Defending yourself online isn’t dissimilar to defending yourself offline. The tools do change. Instead of relying on tools such as physical fitness, weapons, and martial arts online defense relies on encryption, anonymity, and credential management. Even though online and offline self-defense utilize different tools both rely first and foremost on situational awareness. For example, in regards to offline defense it’s wise to avoid going down dark alleys that have reputations for being places of violence at night by yourself. Situation awareness should lead you to recognize that putting yourself in that situation greatly increases your risk of being the target of a violent crime. Likewise, when you’re online it’s wise not to submit personally identifiable information to websites that offer services that are either illegal or could be used to blackmail users.

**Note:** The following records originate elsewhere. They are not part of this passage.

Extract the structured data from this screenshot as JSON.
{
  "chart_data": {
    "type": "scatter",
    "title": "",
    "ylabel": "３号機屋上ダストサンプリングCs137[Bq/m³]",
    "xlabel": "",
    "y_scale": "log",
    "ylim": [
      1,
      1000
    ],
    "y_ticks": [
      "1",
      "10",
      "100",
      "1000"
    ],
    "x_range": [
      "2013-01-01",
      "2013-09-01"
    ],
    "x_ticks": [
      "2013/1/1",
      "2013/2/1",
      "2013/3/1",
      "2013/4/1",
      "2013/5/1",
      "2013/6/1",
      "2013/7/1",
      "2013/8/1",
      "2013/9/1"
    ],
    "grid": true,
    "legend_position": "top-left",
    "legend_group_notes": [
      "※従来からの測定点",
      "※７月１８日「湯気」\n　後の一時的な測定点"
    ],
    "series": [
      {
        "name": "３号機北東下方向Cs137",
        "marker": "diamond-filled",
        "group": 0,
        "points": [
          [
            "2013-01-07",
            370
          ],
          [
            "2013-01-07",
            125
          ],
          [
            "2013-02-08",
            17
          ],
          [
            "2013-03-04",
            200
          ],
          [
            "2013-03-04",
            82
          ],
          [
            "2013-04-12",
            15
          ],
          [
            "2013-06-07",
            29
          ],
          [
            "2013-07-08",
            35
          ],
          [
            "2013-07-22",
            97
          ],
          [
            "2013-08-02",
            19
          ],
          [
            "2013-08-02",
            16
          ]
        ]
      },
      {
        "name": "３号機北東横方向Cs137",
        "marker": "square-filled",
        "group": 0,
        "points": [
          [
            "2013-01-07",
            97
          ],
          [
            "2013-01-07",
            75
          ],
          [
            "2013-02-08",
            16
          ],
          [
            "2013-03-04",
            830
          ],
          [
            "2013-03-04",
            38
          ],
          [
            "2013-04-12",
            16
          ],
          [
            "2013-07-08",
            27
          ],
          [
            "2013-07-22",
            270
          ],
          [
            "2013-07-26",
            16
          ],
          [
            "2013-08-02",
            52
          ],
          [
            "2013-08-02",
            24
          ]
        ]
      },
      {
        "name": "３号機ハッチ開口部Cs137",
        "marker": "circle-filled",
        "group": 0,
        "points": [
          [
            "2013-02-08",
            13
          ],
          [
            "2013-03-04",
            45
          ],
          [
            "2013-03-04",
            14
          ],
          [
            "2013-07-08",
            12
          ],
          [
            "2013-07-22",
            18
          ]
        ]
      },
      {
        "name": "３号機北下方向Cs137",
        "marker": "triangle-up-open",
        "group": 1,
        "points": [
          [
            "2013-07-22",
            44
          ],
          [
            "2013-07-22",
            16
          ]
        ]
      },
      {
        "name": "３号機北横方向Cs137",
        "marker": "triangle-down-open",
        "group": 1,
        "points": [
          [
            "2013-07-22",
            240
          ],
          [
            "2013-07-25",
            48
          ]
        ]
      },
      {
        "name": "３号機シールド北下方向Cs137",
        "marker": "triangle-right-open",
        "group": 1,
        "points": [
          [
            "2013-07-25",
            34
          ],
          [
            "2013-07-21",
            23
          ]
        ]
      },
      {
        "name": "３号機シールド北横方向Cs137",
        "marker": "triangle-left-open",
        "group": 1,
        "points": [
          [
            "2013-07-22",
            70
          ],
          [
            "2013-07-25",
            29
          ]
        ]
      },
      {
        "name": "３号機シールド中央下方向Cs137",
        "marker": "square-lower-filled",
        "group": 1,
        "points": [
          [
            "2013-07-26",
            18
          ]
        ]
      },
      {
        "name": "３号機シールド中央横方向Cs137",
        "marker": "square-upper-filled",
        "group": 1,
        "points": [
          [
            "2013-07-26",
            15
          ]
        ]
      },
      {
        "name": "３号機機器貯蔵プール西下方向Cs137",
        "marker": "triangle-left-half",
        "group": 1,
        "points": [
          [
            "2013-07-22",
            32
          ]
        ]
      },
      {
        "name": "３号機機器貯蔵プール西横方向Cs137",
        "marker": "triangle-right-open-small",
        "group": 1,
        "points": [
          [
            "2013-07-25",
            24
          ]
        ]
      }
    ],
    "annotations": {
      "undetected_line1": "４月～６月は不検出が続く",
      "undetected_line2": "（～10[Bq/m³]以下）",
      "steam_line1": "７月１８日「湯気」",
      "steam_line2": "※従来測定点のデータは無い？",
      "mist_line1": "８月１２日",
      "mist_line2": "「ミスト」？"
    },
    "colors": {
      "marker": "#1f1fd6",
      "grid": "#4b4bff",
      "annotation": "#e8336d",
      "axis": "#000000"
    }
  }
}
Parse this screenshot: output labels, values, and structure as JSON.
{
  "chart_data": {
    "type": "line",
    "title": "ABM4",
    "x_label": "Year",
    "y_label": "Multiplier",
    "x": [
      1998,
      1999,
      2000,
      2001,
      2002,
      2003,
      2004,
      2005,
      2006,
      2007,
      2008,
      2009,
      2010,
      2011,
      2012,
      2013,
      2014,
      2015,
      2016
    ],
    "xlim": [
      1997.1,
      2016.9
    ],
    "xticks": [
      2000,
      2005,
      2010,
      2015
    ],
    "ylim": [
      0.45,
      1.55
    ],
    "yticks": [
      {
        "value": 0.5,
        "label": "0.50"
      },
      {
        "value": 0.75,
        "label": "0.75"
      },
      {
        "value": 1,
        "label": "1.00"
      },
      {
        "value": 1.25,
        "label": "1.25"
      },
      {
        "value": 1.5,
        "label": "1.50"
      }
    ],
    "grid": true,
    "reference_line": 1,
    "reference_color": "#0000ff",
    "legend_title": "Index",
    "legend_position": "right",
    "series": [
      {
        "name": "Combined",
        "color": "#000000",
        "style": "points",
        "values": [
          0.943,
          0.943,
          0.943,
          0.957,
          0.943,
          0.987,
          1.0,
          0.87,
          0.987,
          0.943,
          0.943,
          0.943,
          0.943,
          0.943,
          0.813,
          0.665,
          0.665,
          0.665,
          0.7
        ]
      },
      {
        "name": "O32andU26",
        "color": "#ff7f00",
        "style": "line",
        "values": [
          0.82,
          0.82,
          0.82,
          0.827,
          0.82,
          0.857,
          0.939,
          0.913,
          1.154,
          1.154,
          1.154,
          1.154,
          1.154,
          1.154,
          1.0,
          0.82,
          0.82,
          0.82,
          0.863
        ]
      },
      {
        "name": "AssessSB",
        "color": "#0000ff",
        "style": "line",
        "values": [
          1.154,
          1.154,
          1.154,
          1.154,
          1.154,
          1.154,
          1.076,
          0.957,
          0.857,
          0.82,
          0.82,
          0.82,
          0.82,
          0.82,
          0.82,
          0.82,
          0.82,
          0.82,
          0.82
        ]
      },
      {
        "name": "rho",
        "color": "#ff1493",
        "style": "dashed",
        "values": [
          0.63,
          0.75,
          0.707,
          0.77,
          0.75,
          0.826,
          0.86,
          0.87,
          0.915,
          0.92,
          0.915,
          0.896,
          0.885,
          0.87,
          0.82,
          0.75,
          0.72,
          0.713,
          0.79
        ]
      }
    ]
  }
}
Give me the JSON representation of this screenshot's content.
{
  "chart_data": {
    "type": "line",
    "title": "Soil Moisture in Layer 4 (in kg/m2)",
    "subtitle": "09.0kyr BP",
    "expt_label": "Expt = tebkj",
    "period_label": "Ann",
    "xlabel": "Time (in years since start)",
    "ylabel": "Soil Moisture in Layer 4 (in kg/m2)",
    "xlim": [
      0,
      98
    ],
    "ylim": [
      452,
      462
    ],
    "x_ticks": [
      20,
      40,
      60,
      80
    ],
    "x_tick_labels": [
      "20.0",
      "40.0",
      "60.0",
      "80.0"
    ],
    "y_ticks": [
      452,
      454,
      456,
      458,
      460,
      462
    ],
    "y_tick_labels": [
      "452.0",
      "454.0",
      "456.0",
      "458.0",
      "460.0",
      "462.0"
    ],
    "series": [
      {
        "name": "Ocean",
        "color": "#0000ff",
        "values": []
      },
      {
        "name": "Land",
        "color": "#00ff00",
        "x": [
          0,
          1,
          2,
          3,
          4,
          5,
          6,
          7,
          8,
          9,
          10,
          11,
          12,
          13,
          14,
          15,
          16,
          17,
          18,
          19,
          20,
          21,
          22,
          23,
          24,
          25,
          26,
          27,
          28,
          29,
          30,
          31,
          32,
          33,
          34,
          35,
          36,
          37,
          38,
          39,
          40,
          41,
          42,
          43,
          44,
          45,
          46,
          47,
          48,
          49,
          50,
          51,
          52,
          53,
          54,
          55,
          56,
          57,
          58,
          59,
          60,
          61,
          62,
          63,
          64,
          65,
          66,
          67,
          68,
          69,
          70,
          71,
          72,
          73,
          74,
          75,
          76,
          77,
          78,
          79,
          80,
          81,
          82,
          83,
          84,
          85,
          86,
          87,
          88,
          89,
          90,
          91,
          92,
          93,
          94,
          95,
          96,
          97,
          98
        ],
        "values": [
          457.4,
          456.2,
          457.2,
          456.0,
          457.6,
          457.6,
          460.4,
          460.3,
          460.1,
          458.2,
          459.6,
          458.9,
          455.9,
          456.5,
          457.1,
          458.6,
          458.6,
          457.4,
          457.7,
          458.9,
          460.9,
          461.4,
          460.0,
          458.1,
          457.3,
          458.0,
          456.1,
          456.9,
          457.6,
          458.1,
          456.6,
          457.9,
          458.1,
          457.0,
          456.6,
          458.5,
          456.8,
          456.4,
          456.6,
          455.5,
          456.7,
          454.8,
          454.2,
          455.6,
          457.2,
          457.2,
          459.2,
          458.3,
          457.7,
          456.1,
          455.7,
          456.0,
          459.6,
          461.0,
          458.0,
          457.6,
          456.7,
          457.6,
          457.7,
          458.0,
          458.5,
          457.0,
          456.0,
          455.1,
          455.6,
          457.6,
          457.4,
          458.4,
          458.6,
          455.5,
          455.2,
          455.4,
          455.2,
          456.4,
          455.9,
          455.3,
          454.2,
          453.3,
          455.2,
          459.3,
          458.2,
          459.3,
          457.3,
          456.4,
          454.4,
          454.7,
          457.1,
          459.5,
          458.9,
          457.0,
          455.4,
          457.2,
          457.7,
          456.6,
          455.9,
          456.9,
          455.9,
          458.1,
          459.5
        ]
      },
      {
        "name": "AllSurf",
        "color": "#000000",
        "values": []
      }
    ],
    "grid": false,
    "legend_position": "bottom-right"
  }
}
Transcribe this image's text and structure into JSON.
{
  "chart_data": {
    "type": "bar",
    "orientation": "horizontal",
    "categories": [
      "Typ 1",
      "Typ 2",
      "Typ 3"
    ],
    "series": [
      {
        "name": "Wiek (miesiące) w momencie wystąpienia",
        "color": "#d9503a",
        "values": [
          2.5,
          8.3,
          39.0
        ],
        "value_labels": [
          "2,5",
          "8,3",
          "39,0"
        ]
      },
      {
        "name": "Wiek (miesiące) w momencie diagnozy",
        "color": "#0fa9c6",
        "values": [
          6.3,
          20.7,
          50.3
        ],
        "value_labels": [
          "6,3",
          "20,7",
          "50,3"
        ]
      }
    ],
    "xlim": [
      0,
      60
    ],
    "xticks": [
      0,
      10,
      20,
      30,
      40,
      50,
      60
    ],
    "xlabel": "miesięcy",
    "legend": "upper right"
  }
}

37 million people failed the online situational awareness test and are now facing the very real prospect of being blackmailed:
Hackers claim to have personal details of more than 37 million cheating spouses on dating website Ashley Madison and have threatened to release nude photos and sexual fantasies of the site’s clients unless it is shut down, blog KrebsOnSecurity reported.
Ashley Madison’s Canadian parent, Avid Life Media, confirmed the breach on its systems and said it had since secured its site and was working with law enforcement agencies to try to trace those behind the attack.
Let’s consider the situation. The Ashley Madison website specifically specializes in helping married individuals have an affair. Since knowledge of affairs are often used as blackmail signing up for this website has pretty notable risks. The first risk is that the owners of the site will use the existence of your account to blackmail you. Another risk is exactly what happened, malicious hackers breaching the network and acquiring your personal information.
The latter risk is one faced whenever you sign up for any website. But the risks involved in your personal information from, say, Reddit being leaked is likely far less than those involved in a website that specifically advertises services to help married individuals commit adultery. That’s an important part of the situation to consider.
Another part of the situation that’s important to note is the site didn’t put any measures in place to protect your privacy in the event a breach occurred. Had the website been a hidden service that used Bitcoin as payment the ability to anonymize yourself, or at least offer plausible deniability by claiming somebody else created and maintained the account to sully your reputation, would exist. That’s exactly why Silk Road, which offered illegal services, opted for the hidden service using Bitcoin route. This website wasn’t a hidden service and, as far as I know, used credit cards, which are strongly tied to your real-life identity, for payments.
Be aware of the situation before you involve yourself in it. Failing to do so could put you in a bad situation that you could have otherwise avoided.